The Hikvision headquarters in Hangzhou, in eastern China’s Zhejiang province.
The Hikvision headquarters in Hangzhou, in eastern China’s Zhejiang province. Photograph: AFP/Getty Images

The report identified specific products deployed in the West Bank that come enabled with human and vehicle recognition features out-of-the-box. Amnesty could not confirm definitively that facial recognition had been activated in all the products identified, but investigators said they were “concerned” the cameras “are potentially being used together with facial recognition tools”. Amnesty investigators said the cameras are at high risk of being connected to Mabat 2000, an Israeli police-run facial-recognition surveillance network that spans the entire city of East Jerusalem. The vast surveillance system “enables Israeli authorities to identify protesters and keep Palestinians under constant observation, even as they go about their ordinary daily activities”.

Ultimately, Palestinians “don’t need to see” that the cameras are employing facial recognition to “know that they are being watched at every turn”, said Matthew Mahmoudi, an Amnesty International researcher on AI and human rights. Their fears are not unfounded. In 2021, the Washington Post revealed the existence of a vast database called Wolf Pack, which contained images of and all the information available on all 3 million Palestinians in the West Bank.

“These technologies are deployed to restrict the freedom of movement of Palestinians,” Mahmoudi said. “In particular, your ability to move, to access work, to access education, to access medical facilities is stifled based on the usage of AI-based surveillance like facial recognition.”

The Palestinian health ministry has said that more than 170 Palestinians have been killed in the West Bank in the past month.
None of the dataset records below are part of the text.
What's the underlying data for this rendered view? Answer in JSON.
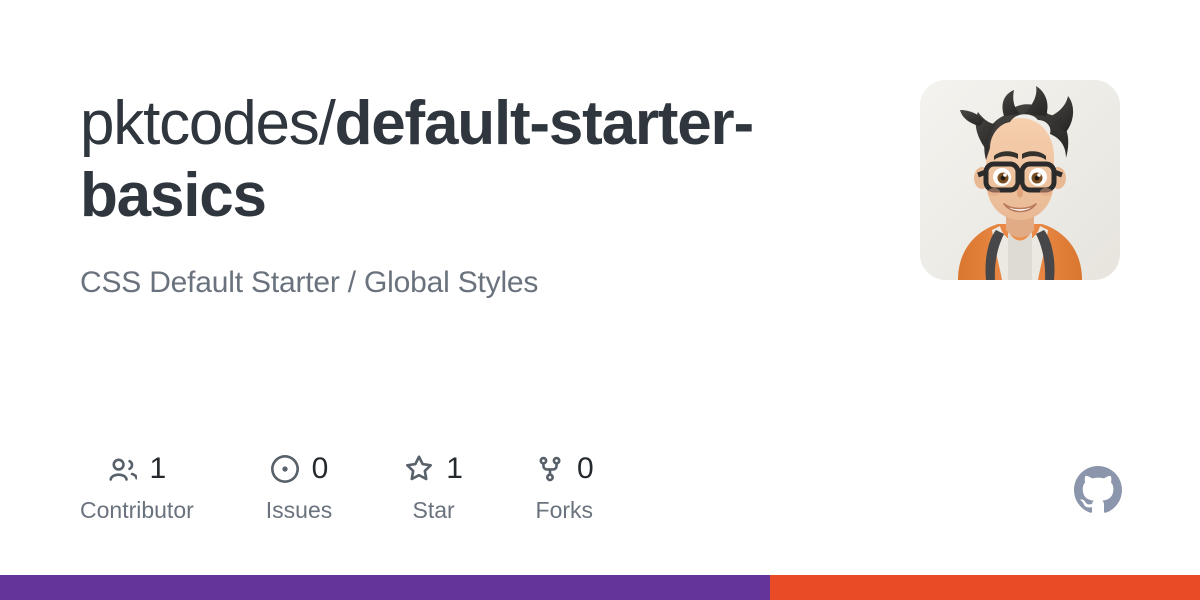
{
  "repository": {
    "owner": "pktcodes",
    "separator": "/",
    "name": "default-starter-basics",
    "description": "CSS Default Starter / Global Styles"
  },
  "avatar": {
    "icon": "user-avatar-illustration",
    "background_color": "#efeee9",
    "hair_color": "#3b3a38",
    "skin_color": "#f0c5a4",
    "glasses_color": "#2b2b2b",
    "hoodie_color": "#e8873f"
  },
  "stats": [
    {
      "icon": "people-icon",
      "value": "1",
      "label": "Contributor"
    },
    {
      "icon": "issue-opened-icon",
      "value": "0",
      "label": "Issues"
    },
    {
      "icon": "star-icon",
      "value": "1",
      "label": "Star"
    },
    {
      "icon": "repo-forked-icon",
      "value": "0",
      "label": "Forks"
    }
  ],
  "branding": {
    "mark": "github-mark-icon",
    "mark_color": "#8b95ab"
  },
  "bottom_bar": {
    "primary_color": "#65349a",
    "secondary_color": "#e84b25"
  },
  "colors": {
    "title": "#2f363d",
    "description": "#6a737d",
    "stat_value": "#24292e",
    "stat_label": "#6a737d",
    "icon": "#586069",
    "background": "#ffffff"
  }
}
The intensity of the violence in the West Bank has forced the displacement of at least 11 Palestinian communities, whose residents have historically refused to leave despite the difficulties posed by both settlers and the Israeli Defence Forces.

“We see how the technology ends up being used to deter Palestinians in places like Silwan in East Jerusalem from resisting and dissenting the expanding illegal settlements,” Mahmoudi said.
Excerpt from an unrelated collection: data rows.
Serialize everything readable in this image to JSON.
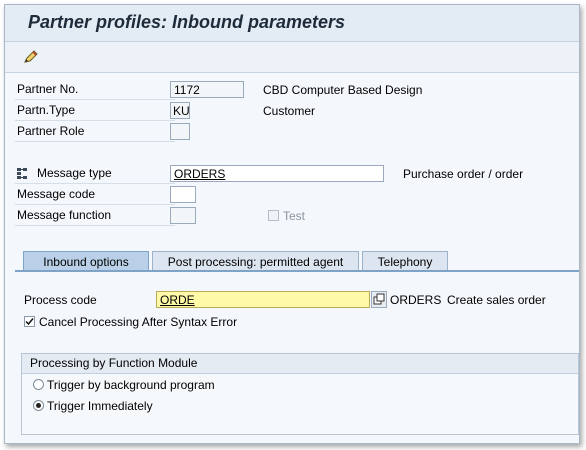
{
  "title": "Partner profiles: Inbound parameters",
  "toolbar": {
    "icon": "edit-pencil-icon"
  },
  "header": {
    "partner_no": {
      "label": "Partner No.",
      "value": "1172",
      "description": "CBD Computer Based Design"
    },
    "partn_type": {
      "label": "Partn.Type",
      "value": "KU",
      "description": "Customer"
    },
    "partner_role": {
      "label": "Partner Role",
      "value": ""
    }
  },
  "message": {
    "type": {
      "label": "Message type",
      "value": "ORDERS",
      "description": "Purchase order / order"
    },
    "code": {
      "label": "Message code",
      "value": ""
    },
    "function": {
      "label": "Message function",
      "value": ""
    },
    "test": {
      "label": "Test",
      "checked": false,
      "disabled": true
    }
  },
  "tabs": [
    {
      "label": "Inbound options",
      "active": true
    },
    {
      "label": "Post processing: permitted agent",
      "active": false
    },
    {
      "label": "Telephony",
      "active": false
    }
  ],
  "inbound": {
    "process_code": {
      "label": "Process code",
      "value": "ORDE",
      "description_code": "ORDERS",
      "description": "Create sales order"
    },
    "cancel_after_syntax_error": {
      "label": "Cancel Processing After Syntax Error",
      "checked": true
    },
    "processing_group": {
      "title": "Processing by Function Module",
      "options": [
        {
          "label": "Trigger by background program",
          "selected": false
        },
        {
          "label": "Trigger Immediately",
          "selected": true
        }
      ]
    }
  },
  "colors": {
    "accent": "#7ea3c7",
    "title_bg": "#e3ebf4",
    "highlight_field": "#fff9a8"
  }
}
United Nations experts have warned that “the Palestinian people are at grave risk of genocide” as the Israeli army has bombarded Gaza, killing more than 10,000 Palestinians over the past month, according to the Gaza health ministry.

“Even their family life and the sort of very mundane everyday actions suddenly become acts of resistance in the face of this ubiquitous surveillance apparatus that underpins much of how apartheid is exacted on Palestinians,” Mahmoudi added.

In addition to the daily impact on Palestinian life that the vast surveillance network in the West Bank has had, there have been longer-term ramifications. According to the report, Amnesty International’s Digital Verification Corps analyzed and verified the authenticity of 15 videos that showed Palestinians being detained “where surveillance technologies appeared to have been used for registration, identification or recording”. In one instance, Israeli police posted a video showing how they were able to identify a protester they had been monitoring through closed-circuit television (CCTV) cameras. They then showed that police officers were able to pick the particular individual out of a crowd, according to Mahmoudi.

“In protests in particular, regardless of you being in a crowd, you’re subjected to potentially being picked out and identified and persecuted,” he said. “These technologies are being used in profoundly problematic ways when it comes to human rights.”